Macaroni46 · 24/04/2025 00:09

I really think it depends on how you bring the child up. I was a lonely only. My parents made no efforts to arrange play dates for me, no cousins, no pets and little social activity in general. This resulted in me lacking confidence around other children and having a pretty lonely childhood, then compounded by my parents divorcing and neither really wanting me around. It was made very clear to me growing up that I’d been an accident and how lucky I was that my DM hadn’t aborted me!
Clearly you are nothing like that OP, so I’d do what feels right to you.

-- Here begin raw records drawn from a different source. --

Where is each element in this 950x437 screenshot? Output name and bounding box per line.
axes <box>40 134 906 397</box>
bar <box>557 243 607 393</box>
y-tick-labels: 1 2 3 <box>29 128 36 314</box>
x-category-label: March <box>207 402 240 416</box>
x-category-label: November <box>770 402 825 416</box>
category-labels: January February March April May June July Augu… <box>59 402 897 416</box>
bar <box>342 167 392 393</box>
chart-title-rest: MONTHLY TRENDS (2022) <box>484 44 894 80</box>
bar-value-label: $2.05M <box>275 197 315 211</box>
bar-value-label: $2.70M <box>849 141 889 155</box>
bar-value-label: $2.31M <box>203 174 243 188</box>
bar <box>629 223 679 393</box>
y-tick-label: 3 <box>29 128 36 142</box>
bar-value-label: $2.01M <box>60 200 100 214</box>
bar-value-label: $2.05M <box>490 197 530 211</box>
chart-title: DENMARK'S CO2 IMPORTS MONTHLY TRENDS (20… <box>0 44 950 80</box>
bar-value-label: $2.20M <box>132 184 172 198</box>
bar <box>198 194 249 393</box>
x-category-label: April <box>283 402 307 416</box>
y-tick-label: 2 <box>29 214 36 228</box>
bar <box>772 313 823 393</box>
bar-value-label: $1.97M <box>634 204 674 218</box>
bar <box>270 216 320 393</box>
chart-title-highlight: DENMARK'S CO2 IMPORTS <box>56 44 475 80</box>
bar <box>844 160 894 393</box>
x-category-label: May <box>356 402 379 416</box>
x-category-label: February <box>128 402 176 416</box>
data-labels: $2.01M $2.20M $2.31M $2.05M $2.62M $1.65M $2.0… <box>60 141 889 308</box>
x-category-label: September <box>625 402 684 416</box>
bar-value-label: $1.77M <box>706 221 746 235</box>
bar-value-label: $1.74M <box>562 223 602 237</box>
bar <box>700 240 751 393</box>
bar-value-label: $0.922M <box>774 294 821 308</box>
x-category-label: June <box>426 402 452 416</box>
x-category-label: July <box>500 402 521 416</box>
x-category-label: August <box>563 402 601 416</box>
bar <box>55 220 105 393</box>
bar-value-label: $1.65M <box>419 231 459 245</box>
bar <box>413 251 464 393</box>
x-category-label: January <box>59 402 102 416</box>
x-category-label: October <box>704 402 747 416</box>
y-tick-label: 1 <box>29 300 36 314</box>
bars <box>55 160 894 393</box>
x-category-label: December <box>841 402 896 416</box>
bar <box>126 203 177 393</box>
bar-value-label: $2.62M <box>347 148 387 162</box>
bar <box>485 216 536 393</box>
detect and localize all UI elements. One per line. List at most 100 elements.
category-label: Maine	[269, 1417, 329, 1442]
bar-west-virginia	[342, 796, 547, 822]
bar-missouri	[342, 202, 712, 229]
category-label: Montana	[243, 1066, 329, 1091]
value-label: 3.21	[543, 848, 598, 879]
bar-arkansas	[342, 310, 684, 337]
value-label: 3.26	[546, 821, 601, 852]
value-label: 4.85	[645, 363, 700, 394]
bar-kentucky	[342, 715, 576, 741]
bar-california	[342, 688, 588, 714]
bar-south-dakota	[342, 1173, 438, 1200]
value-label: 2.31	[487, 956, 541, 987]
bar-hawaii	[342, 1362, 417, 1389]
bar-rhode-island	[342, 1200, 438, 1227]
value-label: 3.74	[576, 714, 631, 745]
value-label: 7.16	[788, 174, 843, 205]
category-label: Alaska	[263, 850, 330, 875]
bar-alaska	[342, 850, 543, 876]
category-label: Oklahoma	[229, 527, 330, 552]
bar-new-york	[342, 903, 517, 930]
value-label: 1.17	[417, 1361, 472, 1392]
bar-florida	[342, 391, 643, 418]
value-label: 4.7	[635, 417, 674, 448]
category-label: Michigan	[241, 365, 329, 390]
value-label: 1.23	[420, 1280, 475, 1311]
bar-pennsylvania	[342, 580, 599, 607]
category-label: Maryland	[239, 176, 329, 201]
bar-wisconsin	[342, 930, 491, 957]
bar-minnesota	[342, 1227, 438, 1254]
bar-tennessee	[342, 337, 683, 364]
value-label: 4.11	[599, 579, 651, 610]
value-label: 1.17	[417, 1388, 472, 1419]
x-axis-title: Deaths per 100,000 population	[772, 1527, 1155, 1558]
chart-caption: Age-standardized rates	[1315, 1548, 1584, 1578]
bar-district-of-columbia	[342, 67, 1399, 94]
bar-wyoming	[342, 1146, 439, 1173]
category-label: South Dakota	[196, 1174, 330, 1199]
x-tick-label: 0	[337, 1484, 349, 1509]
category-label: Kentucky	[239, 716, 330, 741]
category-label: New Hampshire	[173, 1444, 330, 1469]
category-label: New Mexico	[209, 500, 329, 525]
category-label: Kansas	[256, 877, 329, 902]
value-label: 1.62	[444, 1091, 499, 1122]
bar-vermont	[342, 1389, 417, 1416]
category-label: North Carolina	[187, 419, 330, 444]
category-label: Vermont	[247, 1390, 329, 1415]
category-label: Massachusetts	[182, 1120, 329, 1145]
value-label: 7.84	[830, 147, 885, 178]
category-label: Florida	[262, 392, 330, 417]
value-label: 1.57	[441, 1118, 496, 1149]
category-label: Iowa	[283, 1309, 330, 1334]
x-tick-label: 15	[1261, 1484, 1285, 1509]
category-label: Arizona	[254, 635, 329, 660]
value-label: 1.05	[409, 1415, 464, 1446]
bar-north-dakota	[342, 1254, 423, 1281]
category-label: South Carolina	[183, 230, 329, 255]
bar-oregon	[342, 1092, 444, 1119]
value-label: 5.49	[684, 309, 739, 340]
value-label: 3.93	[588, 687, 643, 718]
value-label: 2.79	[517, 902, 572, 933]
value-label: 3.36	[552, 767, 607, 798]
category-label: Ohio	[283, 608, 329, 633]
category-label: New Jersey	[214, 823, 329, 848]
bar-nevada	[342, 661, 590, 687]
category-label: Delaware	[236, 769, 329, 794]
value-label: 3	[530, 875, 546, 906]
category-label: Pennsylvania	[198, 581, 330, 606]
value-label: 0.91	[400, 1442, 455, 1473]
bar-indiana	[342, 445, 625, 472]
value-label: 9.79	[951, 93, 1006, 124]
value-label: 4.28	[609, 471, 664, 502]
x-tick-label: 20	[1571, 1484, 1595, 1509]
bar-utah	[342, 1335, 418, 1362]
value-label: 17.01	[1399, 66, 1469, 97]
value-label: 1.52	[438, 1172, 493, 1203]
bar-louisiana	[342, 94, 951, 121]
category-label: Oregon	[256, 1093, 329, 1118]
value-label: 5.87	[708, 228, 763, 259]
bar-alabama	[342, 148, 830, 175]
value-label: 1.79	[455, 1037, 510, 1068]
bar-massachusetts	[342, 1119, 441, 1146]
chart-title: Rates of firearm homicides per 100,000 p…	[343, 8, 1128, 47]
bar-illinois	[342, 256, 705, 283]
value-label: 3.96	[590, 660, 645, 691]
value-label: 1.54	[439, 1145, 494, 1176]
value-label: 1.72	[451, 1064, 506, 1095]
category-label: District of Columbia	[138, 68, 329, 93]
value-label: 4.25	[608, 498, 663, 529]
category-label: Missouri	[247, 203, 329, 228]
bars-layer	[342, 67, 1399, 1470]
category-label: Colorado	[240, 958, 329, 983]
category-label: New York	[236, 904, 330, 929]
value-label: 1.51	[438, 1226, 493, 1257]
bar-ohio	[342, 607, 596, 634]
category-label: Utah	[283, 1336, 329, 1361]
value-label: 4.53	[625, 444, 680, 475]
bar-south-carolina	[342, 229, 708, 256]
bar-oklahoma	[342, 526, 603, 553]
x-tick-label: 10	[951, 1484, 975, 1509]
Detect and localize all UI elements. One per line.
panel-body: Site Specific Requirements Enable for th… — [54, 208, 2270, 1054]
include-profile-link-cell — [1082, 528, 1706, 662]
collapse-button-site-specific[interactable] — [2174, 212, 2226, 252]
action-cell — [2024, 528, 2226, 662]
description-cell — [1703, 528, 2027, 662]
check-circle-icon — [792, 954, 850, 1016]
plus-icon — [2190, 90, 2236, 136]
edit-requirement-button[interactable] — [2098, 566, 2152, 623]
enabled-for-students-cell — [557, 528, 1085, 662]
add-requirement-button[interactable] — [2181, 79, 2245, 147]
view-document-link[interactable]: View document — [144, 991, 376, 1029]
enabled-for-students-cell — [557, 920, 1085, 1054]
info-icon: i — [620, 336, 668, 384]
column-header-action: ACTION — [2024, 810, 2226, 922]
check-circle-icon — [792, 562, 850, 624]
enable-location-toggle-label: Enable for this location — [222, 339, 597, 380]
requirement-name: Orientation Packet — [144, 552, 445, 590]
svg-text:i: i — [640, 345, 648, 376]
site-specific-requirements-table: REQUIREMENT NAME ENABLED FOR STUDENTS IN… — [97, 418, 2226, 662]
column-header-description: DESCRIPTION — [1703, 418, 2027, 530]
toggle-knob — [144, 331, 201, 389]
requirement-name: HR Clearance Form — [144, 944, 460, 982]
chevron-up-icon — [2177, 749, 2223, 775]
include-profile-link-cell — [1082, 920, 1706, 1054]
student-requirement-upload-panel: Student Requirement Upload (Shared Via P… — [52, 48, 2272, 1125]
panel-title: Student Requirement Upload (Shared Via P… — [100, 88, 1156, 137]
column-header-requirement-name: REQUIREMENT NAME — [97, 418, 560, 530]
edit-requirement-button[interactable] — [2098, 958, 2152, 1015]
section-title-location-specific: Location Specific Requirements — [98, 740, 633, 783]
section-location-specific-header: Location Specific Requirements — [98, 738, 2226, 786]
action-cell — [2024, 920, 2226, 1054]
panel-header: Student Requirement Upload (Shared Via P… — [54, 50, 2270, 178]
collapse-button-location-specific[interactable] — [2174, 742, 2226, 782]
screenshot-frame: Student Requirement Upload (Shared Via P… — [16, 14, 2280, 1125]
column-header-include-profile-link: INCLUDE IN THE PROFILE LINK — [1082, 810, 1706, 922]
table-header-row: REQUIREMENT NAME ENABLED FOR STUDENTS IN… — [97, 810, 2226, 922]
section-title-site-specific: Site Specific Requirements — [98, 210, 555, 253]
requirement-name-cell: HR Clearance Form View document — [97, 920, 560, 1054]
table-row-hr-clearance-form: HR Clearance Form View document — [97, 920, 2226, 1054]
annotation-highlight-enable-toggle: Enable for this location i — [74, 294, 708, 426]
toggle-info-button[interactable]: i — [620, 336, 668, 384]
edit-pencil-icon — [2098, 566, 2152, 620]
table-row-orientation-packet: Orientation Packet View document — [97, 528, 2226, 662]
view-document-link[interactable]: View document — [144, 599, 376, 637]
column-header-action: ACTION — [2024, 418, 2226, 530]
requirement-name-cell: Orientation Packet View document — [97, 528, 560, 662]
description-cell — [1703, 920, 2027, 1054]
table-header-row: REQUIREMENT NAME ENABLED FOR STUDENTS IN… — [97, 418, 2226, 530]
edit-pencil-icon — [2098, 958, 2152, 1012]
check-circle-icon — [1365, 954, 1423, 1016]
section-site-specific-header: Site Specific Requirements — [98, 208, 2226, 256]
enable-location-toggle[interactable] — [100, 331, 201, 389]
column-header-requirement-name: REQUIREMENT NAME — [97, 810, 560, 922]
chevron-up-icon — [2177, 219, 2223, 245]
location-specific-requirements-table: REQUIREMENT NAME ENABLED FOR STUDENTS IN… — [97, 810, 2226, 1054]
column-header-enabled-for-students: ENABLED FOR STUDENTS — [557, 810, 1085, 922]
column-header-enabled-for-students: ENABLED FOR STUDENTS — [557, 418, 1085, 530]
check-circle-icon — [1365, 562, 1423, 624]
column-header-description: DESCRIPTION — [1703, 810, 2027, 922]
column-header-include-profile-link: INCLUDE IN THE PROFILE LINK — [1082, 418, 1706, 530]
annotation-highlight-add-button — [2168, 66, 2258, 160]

Surferosa · 24/04/2025 07:20

There was a thread a few months ago about growing up in a large family and it basically mirrored this one. There were people that loved it and themselves had gone on to have large families themselves. Others absolutely hated it and them themselves had either gone on to have one or no children.

There's so much pressure on people to have the "perfect" 2.4 children family but the reality is there are a million factors that are outwith our control in life and as hard as we try, we can't engineer a life for our children that is perfect or will mean they will never be unhappy.

What I'm trying to say is that you will never get a definitive answer on whether being an only child family is good or not because people's experience is different and unique to them, however if you want to look at it statistically then only children do not grow up any more lonely or disadvantaged than those with symptoms.

There will always be happy and unhappy children in any size of family:

Some love being an only child, some hate it.
Some growing up with one sibling wish they had more.
Some children don't like growing up as one of three as they felt left out.
Some people hated growing up in a large family as they felt their parents were overstretched and they never got any attention.
Some people hate their siblings and wish they were only children.

All you can do OP, is make the best decisions for you as parents and as a family and what you feel you can cope with.